Don’t mess up your IRA (or 401(k) distribution

Take it out on time

As most people know, distribution from an IRA or 401(k) must begin by age 70-1/2, actually by the April 1 of the year following attainment of age 70-1/2. There are significant penalties if the required minimum distribution is not made on time.

What many people may not know is that if you delay your required minimum distribution until that April 1, and you elect to have a minimum amount distributed each year you must, for subsequent years, receive the RMDs by December 31 of each year. This means you will be required to take a second RMD in the same year as your initial distribution, which counts as the second year for RMDs.

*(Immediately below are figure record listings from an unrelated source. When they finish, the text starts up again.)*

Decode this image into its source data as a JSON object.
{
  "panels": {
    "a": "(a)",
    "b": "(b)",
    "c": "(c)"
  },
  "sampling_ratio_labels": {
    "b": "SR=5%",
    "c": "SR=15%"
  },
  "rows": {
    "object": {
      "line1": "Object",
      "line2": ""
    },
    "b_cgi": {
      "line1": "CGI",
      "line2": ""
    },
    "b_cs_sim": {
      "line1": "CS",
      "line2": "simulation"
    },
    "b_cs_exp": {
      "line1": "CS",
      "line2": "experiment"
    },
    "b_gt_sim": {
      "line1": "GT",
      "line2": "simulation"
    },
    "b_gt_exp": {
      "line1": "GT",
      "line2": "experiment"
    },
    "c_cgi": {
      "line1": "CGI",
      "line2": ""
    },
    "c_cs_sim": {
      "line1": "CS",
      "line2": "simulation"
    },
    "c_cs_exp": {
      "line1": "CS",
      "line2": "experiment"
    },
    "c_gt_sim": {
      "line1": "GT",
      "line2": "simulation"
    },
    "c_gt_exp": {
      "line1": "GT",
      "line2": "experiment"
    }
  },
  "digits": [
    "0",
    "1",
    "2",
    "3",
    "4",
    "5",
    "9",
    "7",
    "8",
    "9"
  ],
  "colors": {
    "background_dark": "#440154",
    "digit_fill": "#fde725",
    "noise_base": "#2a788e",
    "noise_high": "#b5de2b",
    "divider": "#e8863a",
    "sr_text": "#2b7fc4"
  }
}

For example, let’s say you will be 70-1/2 in 2013. You must make a distribution for 2013 and the next RMD in 2014. However, by delaying the 2013 distribution until April 2014, you still must make the RMD for 2014 as well.

Taking two RMDs in one year may not be an issue for you.

However, depending on your total income those two distributions may mean you pay more in taxes than you would with only one distribution on a calendar year. Remember, if you do not take that second distribution, you will be subject to penalties.

You might want to consider making your first RMD In the year you attain age 70-1/2 rather than the following year if paying a higher tax rate is in your future.

Bottom line is that if you delayed your required RMD for 2011 until April 1, 2012, your next RMD must be made by December 31, 2012.

Always check with a qualified tax advisor in advance, you are no match for Uncle Sam.